Elif ÇAKIR
Bir hikâyenin nasıl başladığı kadar nasıl ilerlediği önemlidir ancak asıl önemli olan hikâyenin nasıl nihayetlendiğidir. Çünkü bir hikâye daha çok sonuyla hatırlanır.
Erdemliler Hareketi olarak yola çıkan AK Parti’nin hikayesi güzel başlamıştı, fakat yaşananlara bakınca finalinin iyi olmayacağı da ortada. Çünkü akıl AK Parti’yi terk etmiş durumda. Bir beden düşünün. Yakalandığı her hastalıktan kurtulma, iyileşme şansı vardır. Çünkü tedavi olanakları vardır. Beden kaybettiği sağlığına yeniden kavuşabilir. Bedeni terk eden sağlık doğru tedavinin sonucunda bedene yeniden girer. Ancak tedavisi mümkün olmayan bir tek hastalık vardır. Aklın başı terk etmesi.
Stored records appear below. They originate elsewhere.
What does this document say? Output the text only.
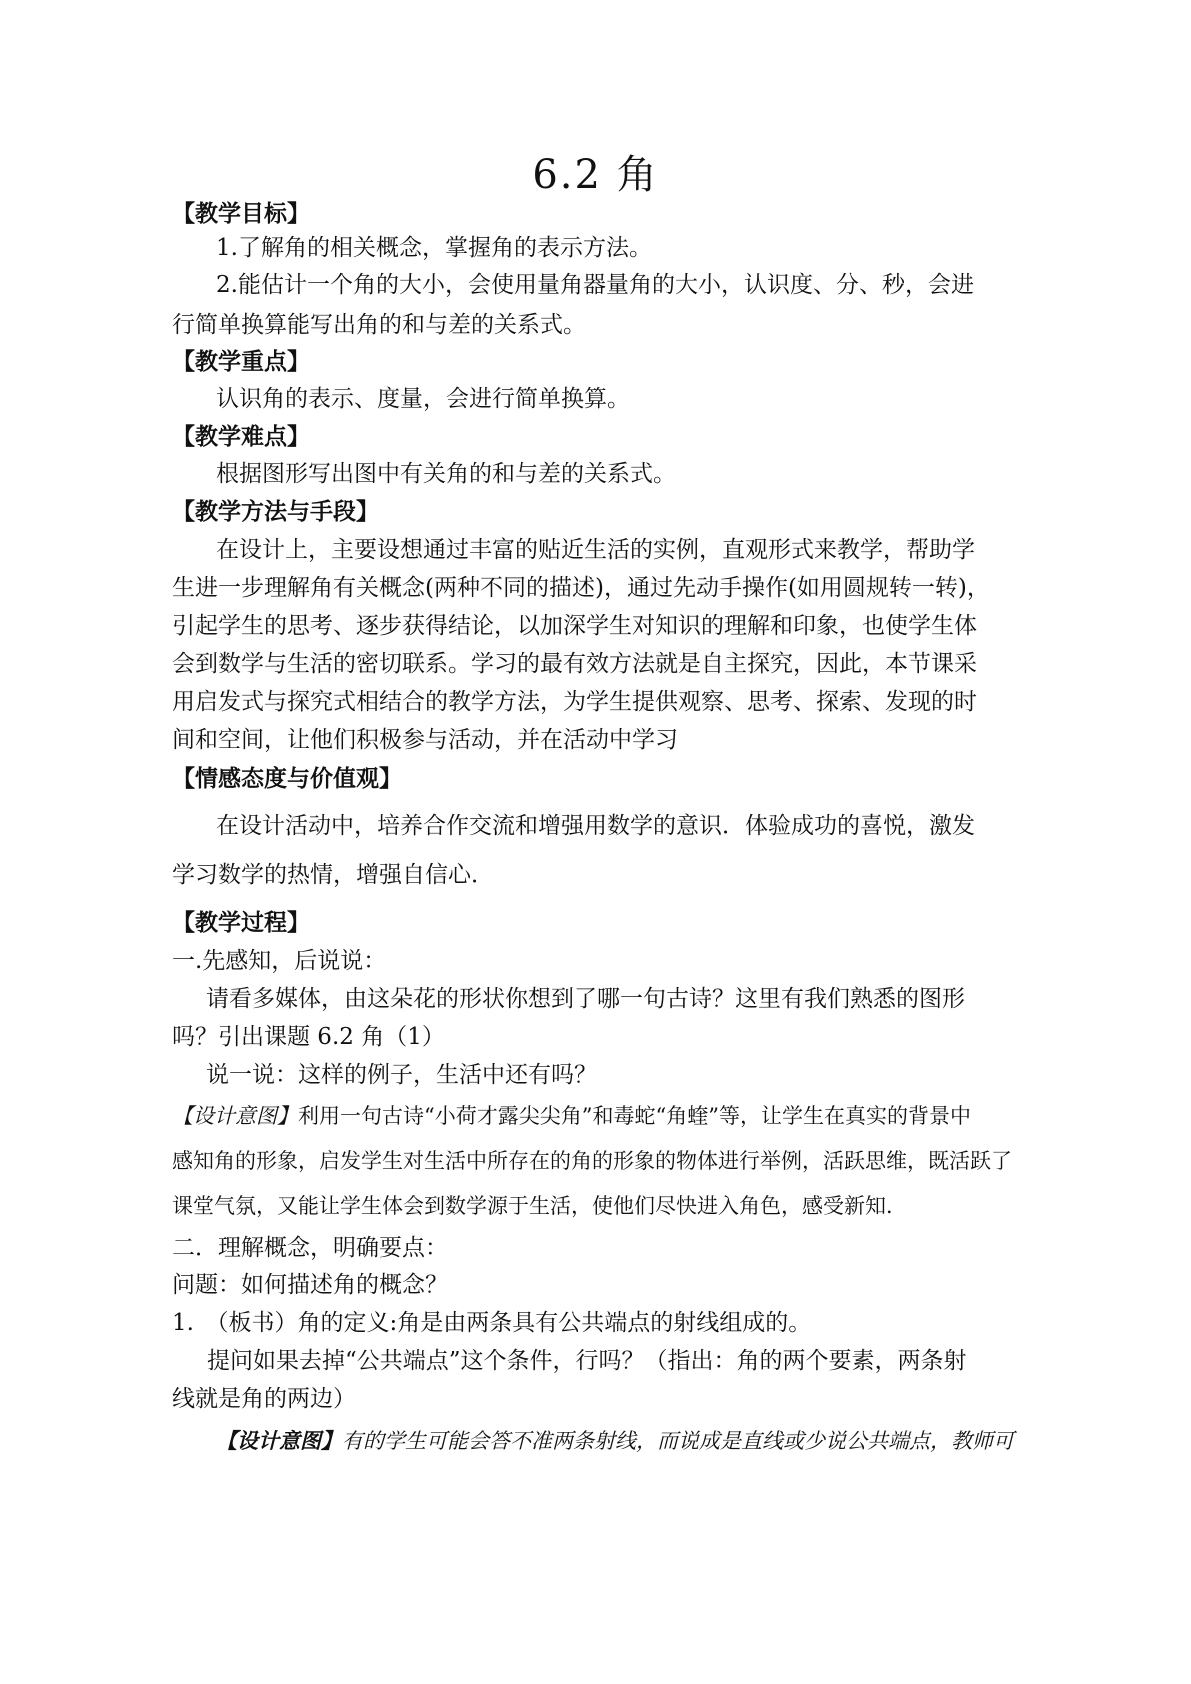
6.2 角
【教学目标】
1.了解角的相关概念，掌握角的表示方法。
2.能估计一个角的大小，会使用量角器量角的大小，认识度、分、秒，会进
行简单换算能写出角的和与差的关系式。
【教学重点】
认识角的表示、度量，会进行简单换算。
【教学难点】
根据图形写出图中有关角的和与差的关系式。
【教学方法与手段】
在设计上，主要设想通过丰富的贴近生活的实例，直观形式来教学，帮助学
生进一步理解角有关概念(两种不同的描述)，通过先动手操作(如用圆规转一转)，
引起学生的思考、逐步获得结论，以加深学生对知识的理解和印象，也使学生体
会到数学与生活的密切联系。学习的最有效方法就是自主探究，因此，本节课采
用启发式与探究式相结合的教学方法，为学生提供观察、思考、探索、发现的时
间和空间，让他们积极参与活动，并在活动中学习
【情感态度与价值观】
在设计活动中，培养合作交流和增强用数学的意识．体验成功的喜悦，激发
学习数学的热情，增强自信心．
【教学过程】
一.先感知，后说说：
请看多媒体，由这朵花的形状你想到了哪一句古诗？这里有我们熟悉的图形
吗？引出课题 6.2 角（1）
说一说：这样的例子，生活中还有吗？
【设计意图】利用一句古诗“小荷才露尖尖角”和毒蛇“角蝰”等，让学生在真实的背景中
感知角的形象，启发学生对生活中所存在的角的形象的物体进行举例，活跃思维，既活跃了
课堂气氛，又能让学生体会到数学源于生活，使他们尽快进入角色，感受新知．
二．理解概念，明确要点：
问题：如何描述角的概念？
1.　（板书）角的定义:角是由两条具有公共端点的射线组成的。
提问如果去掉“公共端点”这个条件，行吗？（指出：角的两个要素，两条射
线就是角的两边）
【设计意图】有的学生可能会答不准两条射线，而说成是直线或少说公共端点，教师可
Akıl başı terk ettiğinde bir daha geriye dönmez.
Dolayısıyla şunu söylemek mümkün, AK Parti kendine çeki düzen verme, toparlanma, aklını başına alma imkanı sunacak kapıların tamamını kapatmış durumda.
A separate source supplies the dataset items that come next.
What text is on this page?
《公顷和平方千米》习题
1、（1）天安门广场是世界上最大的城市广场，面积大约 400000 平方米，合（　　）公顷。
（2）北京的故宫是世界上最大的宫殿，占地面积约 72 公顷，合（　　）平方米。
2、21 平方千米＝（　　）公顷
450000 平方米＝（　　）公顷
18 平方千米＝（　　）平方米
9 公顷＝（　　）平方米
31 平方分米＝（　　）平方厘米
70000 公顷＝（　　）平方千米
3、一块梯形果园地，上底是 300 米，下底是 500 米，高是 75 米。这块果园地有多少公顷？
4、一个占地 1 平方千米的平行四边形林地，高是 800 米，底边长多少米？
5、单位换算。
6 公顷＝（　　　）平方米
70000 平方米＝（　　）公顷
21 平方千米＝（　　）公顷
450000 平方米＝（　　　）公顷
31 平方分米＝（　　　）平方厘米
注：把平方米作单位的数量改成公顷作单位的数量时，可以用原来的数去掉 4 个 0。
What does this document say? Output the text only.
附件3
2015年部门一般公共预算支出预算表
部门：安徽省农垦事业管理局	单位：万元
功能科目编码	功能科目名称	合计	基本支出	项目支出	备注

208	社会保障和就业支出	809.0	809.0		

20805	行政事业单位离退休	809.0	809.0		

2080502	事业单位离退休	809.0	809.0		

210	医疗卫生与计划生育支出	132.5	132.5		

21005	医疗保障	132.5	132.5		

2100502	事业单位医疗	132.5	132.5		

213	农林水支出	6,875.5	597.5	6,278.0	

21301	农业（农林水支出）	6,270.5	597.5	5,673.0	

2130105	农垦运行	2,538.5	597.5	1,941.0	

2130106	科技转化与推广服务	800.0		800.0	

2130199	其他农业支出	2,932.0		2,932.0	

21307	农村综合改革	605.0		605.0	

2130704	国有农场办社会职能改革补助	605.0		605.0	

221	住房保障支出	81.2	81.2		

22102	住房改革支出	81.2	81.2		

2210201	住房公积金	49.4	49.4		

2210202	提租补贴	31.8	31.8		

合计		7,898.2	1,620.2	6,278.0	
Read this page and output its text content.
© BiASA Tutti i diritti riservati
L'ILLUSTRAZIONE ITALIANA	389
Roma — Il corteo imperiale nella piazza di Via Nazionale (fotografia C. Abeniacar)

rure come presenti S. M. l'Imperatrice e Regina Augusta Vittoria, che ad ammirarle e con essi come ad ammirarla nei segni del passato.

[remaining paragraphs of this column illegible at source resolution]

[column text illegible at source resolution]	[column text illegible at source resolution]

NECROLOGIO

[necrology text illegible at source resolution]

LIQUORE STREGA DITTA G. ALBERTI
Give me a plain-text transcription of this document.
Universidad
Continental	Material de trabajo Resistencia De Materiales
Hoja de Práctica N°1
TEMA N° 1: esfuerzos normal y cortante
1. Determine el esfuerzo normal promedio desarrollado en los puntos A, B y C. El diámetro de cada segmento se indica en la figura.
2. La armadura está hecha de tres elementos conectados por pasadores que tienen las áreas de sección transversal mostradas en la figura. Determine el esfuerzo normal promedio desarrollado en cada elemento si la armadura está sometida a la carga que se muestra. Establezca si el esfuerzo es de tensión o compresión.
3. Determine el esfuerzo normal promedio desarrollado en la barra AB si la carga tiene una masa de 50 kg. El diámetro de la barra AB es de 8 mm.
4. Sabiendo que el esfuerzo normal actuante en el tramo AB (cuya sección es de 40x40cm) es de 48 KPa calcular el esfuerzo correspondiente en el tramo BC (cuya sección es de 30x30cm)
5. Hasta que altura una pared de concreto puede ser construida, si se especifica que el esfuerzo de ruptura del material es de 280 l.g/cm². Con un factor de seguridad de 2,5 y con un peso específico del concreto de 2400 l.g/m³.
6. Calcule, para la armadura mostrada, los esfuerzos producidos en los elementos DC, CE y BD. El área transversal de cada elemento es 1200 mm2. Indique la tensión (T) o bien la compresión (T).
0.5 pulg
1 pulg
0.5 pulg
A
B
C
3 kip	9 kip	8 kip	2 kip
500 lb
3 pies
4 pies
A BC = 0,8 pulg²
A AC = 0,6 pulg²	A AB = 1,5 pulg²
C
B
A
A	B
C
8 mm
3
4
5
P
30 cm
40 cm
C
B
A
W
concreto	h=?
AK Parti aklını yitirmemiş olsaydı yaptıklarının ne anlama geldiğinin muhasebesini yapabilirdi.
Aklı başında olsaydı, yaşanan hukuksuzlukların, özgürlük alanlarının daralmasının, adaletsizliklerin şiddetini, ağırlığını anlatmak için kendi tabanının “28 Şubattan beter” mukayesesi yapmasından rahatsız olurdu.
Bugün yaşananların ağırlığı maalesef “Tek parti” dönemiyle “28 Şubat” dönemiyle mukayese ediliyor.
Adalet, hukuk, demokrasi, insan hakları ve özgürlükler gibi alanlarda “o kadarı da olmaz” denilen, insani, İslami, vicdani olmayan ne varsa maalesef bir bir yapılıyor.
Geçenlerde “AK Parti 2001 yılında kurulurken birisi kehanette bulunup ‘Bu parti iktidara gelecek, uzun yıllar iktidarda kalacak, hatta öyle güçlenecek ki hiçbir siyasi partiye nasip olmayan bir iktidar gücüne kavuşacak, sonra bu partinin kurucuları arasında yer alan, birikimleriyle, yetenekleriyle bu partiye güç ve itibar katan AK Parti’yi AK Parti yapacak olan bu isimler Erdoğan tarafından yolsuzlukla, dolandırıcılıkla itham edilecekler” deseydi “kim inanırdı” diye bir yazı kaleme almıştım.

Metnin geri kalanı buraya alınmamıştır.